Life: Act Accordingly

A practical philosophy book (less intellectual and more framework for decisions) by Colin Wright.

You Only Live Once

You have exactly one life in which to do everything you will ever do. Act accordingly.

Act accordingly means different things to different people, whether that’s jumping out of planes or reading fiction. The philosophy is meant to guide you to refocus on what’s personally important.

Freedom as a Focus

Work towards increasing your level of freedom to have more options available to yourself. Then use the current context to make the best decisions.

The best rules will increase your level of freedom. They’ll guide you instead of forcing an option onto you.

It’s Not About Being Selfish

Self improvement isn’t being selfish or lazy. It’s not noble to work 100 hours a week if the same outcome can be done in 40 hours. So even if your lifestyle is more comfortable than most, it doesn’t mean you’re selfish for wanting to improve it further.

Focus on what’s important to you. Everyone has different priorities and tastes.

Let’s Fail Until We Don’t

Failure is just a step along the way to success.

 

Be willing to pick yourself up after a failure. Keep trying until you win. It’s a reliable approach to achieve most goals.

What distinguishes successful people from others? They didn’t stop.

On Confidence

Confidence means knowing our value, but being aware of how much you have left to learn too. Ignorance is a temporary affliction - fix it by asking questions.

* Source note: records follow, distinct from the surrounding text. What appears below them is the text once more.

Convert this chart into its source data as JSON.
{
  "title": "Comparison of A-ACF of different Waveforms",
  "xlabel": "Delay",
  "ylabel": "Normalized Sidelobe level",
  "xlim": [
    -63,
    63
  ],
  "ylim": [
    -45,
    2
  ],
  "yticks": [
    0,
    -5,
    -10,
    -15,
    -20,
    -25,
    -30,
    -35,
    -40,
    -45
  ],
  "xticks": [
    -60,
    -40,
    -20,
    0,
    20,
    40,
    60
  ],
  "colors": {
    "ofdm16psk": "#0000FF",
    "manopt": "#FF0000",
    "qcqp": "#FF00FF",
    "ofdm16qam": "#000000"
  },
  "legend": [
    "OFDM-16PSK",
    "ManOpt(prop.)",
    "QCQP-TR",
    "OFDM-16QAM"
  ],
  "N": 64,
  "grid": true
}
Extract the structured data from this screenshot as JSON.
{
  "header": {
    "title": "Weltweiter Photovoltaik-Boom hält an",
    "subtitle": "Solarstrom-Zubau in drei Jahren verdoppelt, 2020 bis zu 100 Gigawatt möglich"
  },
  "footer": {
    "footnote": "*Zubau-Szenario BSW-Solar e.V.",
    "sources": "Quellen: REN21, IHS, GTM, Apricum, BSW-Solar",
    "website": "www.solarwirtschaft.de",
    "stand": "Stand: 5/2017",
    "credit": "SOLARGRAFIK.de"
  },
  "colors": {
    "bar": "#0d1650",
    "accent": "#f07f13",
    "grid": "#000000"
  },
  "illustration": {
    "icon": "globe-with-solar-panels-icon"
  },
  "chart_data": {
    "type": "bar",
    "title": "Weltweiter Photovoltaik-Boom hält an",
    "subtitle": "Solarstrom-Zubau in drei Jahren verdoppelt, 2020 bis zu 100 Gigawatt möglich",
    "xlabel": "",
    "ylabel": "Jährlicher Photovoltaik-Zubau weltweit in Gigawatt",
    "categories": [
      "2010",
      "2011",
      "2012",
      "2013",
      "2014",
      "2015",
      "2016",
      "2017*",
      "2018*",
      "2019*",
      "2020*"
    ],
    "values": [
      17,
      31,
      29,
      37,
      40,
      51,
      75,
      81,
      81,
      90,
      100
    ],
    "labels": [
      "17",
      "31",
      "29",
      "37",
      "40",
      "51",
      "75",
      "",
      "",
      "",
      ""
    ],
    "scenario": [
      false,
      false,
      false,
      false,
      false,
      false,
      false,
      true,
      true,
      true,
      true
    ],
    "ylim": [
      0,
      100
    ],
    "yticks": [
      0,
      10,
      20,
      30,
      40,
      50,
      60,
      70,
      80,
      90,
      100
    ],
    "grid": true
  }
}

Confidence also means sticking with your beliefs - until there’s enough evidence provided to the contrary, after which you’d be confident enough to change your beliefs.

Also means no need to prove yourself, enjoying what you have, but striving for more.

Campsite Rule

Leave the world in a better place than how you found it. The Campsite Rule gives a good basic purpose for everyone’s life.

Stop doing the bad stuff and start doing more good stuff.

Personal Relativism

Everybody has a different moral compass and value system. It depends on their culture, their family, and their friends. Accept this and keep an open mind to everyone else’s point of view.

You can understand other people’s viewpoints but still strive to improve yourself according to your own values.

Tetris Theory

Mastery is important.

Many people have one or more crafts that they want to improve it. Tetris is a great example. It’s easy to start, but difficult to master. To improve, you can change the rules. For example, only full 4 line blocks disappearing can score points - otherwise points are subtracted. Playing at a higher difficulty level is the best way to master your craft.

Challenge yourself and learn.

Provide Value

Provide value to yourself and to others.

Providing value is a great way to grow relationships. Often times, relationships are a plus/plus for both parties. Increasing the value you provide to others is a terrific way to help other people and to improve the world.

Value is also a great way to determine how practical your skills are.

Sustainability

Sustainability means creating closed loops in everything we do. Aim for a sustainable lifestyle.

You should be able to support yourself: finance, health, happiness, etc…

Being self-sustaining is a great base goal. For example, money is important but shouldn’t be your primary pursuit. Instead, aim to make enough money to sustain your lifestyle. Then start pursuing other goals.

The Cake

Individual attributes do not make up a person. Instead, we’re the sum of our actions and thoughts. Never pass judgement on a person based on just a handful of brief attributes.

This applies to yourself, too. Don’t fixate on single attributes. It’s the whole cake, not the individual ingredients, that you should look at.

Logos

Don’t identify yourself with product logos. There’s no need to shop at Whole Foods to be healthy. Instead, just make the right decisions for your diet/exercise routines and actually act out those decisions.

Eschew logos and go label-less. You’ll be forced to do the hard work to build yourself, instead of identifying yourself with the brands you own.

Lifspeki

Lifespeki is Icelandic for “the practical philosophy by which one lives their life”.

It’s good to have a philosophy - a framework to make decisions by. But don’t just blindly follow someone’s already established philosophy. Build your own! Continually improve it as time goes on.

Live by the ideals and concepts that you see fit for yourself.